The corpus is the fuzzer's memory: the set of inputs it has decided are worth keeping because each one unlocked new code. The corpus evolves. An input that gets one byte past the {"key": check survives; its mutated children push one level deeper into the value parser; their children reach the array handler; and so on. The fuzzer is effectively doing a search through the space of program states, using coverage as its compass. People describe it as the fuzzer "learning the input format" — it doesn't understand JSON, but by keeping whatever reaches new code, it rediscovers the structure JSON requires.
This is why it's called coverage-guided fuzzing (sometimes "feedback-driven" or "grey-box" fuzzing — grey because it peeks at coverage without truly understanding the source).
Here's what real libFuzzer output looks like as it learns. Each line is a new corpus entry — a moment it found code it had never reached:
INFO: Seed: 2891729037
INFO: Loaded 1 modules (412 inline 8-bit counters)
INFO: 4 files found in corpus/
#5 INITED cov: 28 ft: 29 corp: 4/52b exec/s: 0 rss: 28Mb
#128 NEW cov: 31 ft: 34 corp: 5/61b lim: 8 exec/s: 0 rss: 28Mb L: 9/16 MS: 3 ChangeBit-InsertByte-
#291 NEW cov: 35 ft: 41 corp: 6/79b lim: 8 exec/s: 0 rss: 28Mb L: 18/18 MS: 2 InsertByte-CopyPart-
#1024 NEW cov: 38 ft: 47 corp: 7/96b lim: 11 exec/s: 0 rss: 28Mb L: 17/18 MS: 4 ...
#65536 pulse cov: 38 ft: 47 corp: 7/96b exec/s: 218453 rss: 41Mb
Read it like a dashboard:
cov: 38— number of code blocks covered so far. When this number rises, the fuzzer is making progress. When it plateaus, it's stuck.corp: 7/96b— the corpus holds 7 inputs totalling 96 bytes.NEW— this input reached new coverage, so it was kept.exec/s: 218453— 218,000 executions per second. That's the throughput your bug-finding rate depends on.MS: 3 ChangeBit-InsertByte-— the mutations applied to produce this input (it flipped a bit, then inserted a byte). This is the fuzzer showing its work.
Key insight: Coverage is the fuzzer's reward signal. "Did I reach new code?" is the only question it needs to turn a random walk into a directed climb. This is the entire difference between a tool that gives up at the front door and one that, given a few hours, ends up deep inside your parser's error-recovery logic — the place no human test ever visits.
Core Concept 4 — The Killer Combo: Fuzzer Drives, Sanitizer Judges¶
Now the two halves snap together, and this is the most important paragraph on the page.

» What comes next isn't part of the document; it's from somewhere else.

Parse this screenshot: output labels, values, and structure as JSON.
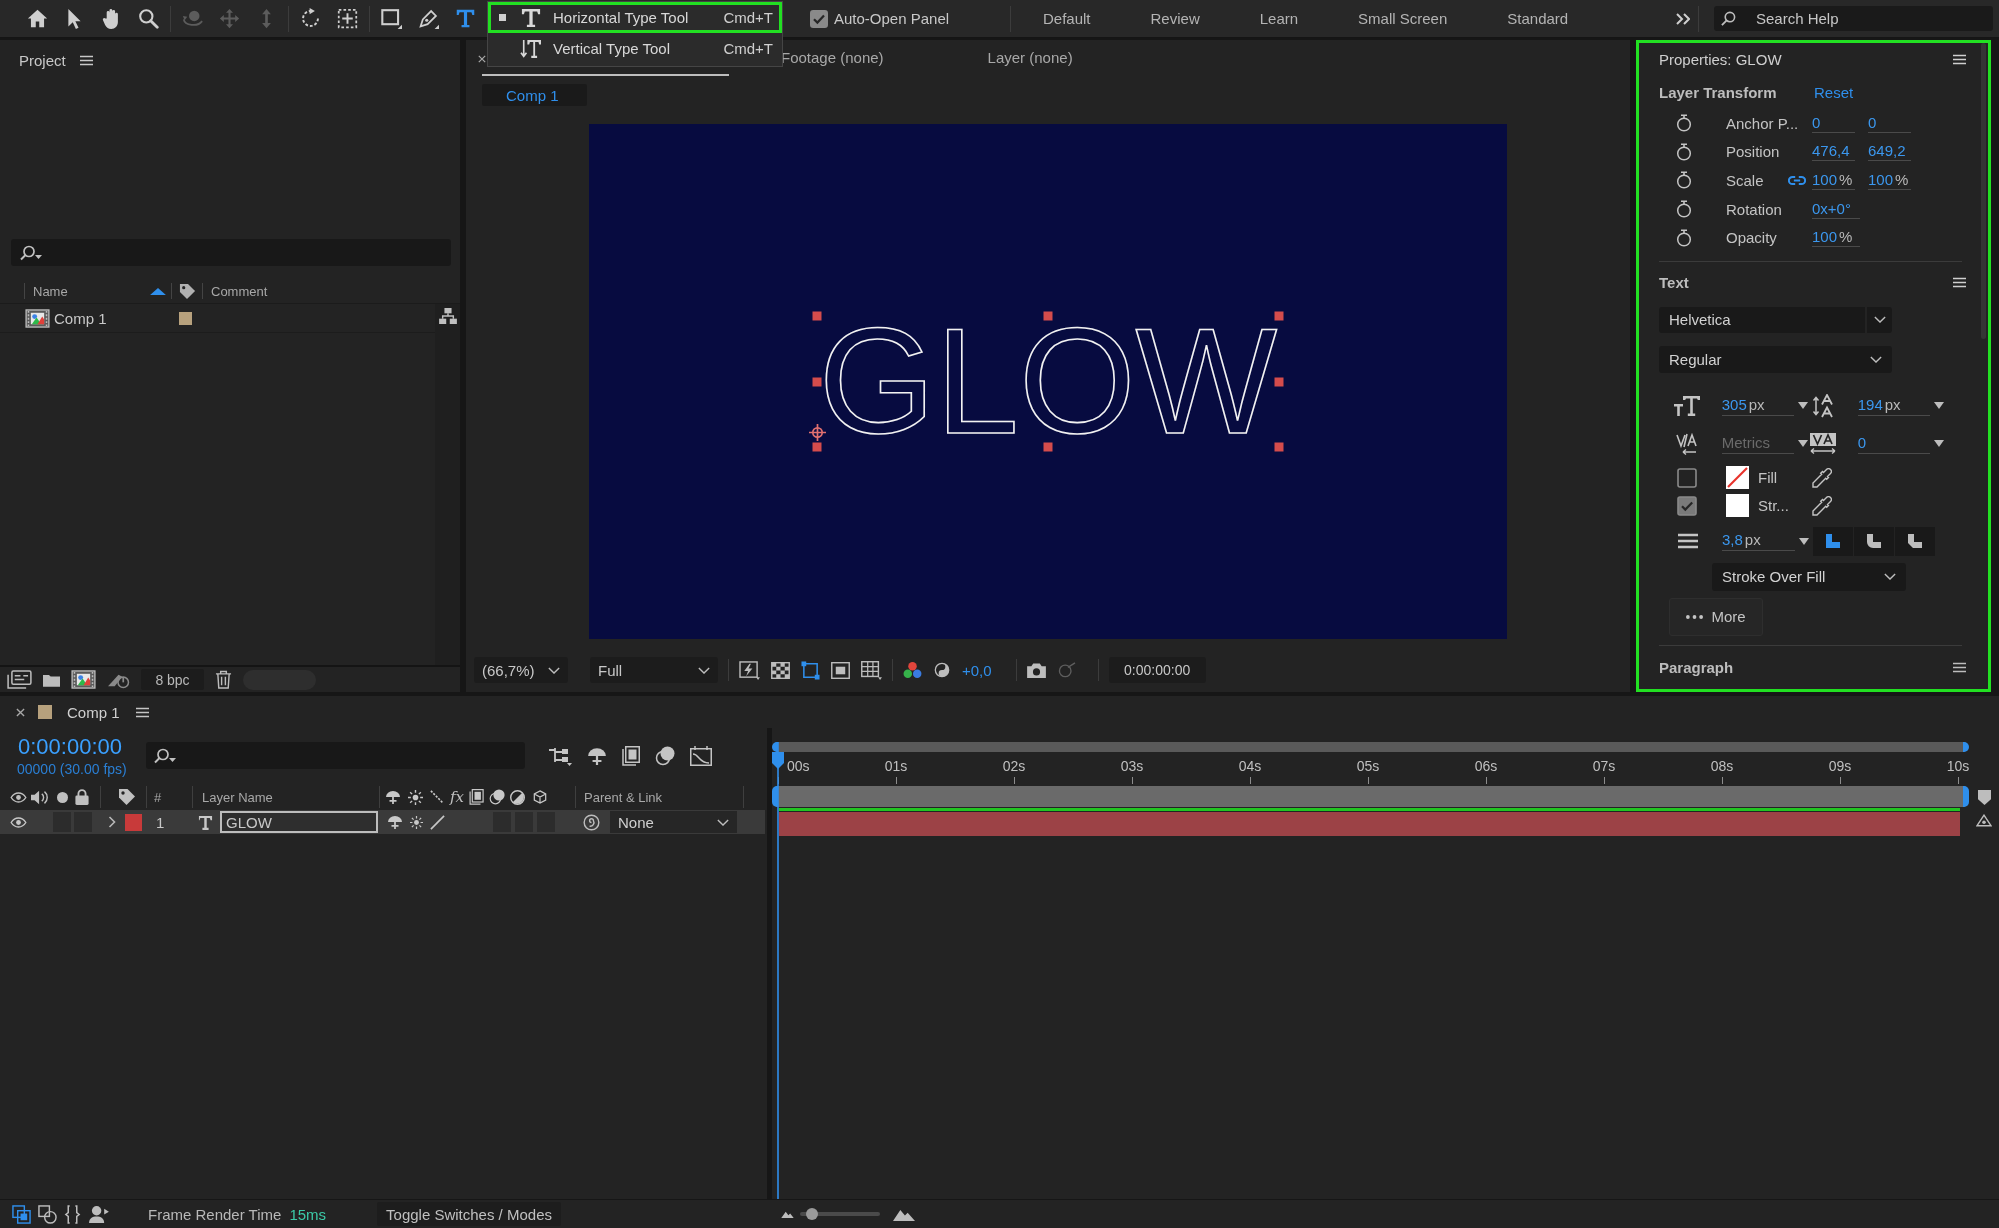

A fuzzer is great at generating inputs that reach weird code. But once an input reaches the buggy memcpy from Concept 1, how does the fuzzer know a bug happened? A buffer overflow does not necessarily crash. It often just scribbles over adjacent memory and keeps running, returning garbage. The program doesn't segfault; it carries on, subtly corrupted. The fuzzer sees "no crash" and moves on, never realizing it just walked over a landmine.
This is where the sanitizer earns its keep. It is the oracle — the judge that decides "this input is a bug." Compile the target with both the fuzzer and a sanitizer, and the overflow that would have been silent now becomes a loud, immediate, precise crash that the fuzzer cannot miss:
| Without ASan | With ASan |
|---|---|
| Out-of-bounds read returns adjacent garbage | Immediate crash with exact address & offset |
| Use-after-free silently reads stale data | Immediate crash + alloc/free stack traces |
| Overflow corrupts memory, crashes later (or never) | Crash at the exact line that overflowed |
| Fuzzer records: nothing | Fuzzer records: the reproducer input |
Key insight: The fuzzer is the input generator; the sanitizer is the bug detector (oracle). Neither is enough alone. A fuzzer without a sanitizer finds only inputs that visibly crash — a small fraction of real bugs. A sanitizer without a fuzzer only ever inspects the inputs you happened to write. Bolt them together and you get the most effective bug-finding setup in all of systems software: a tireless input generator wired to a microscope-grade detector.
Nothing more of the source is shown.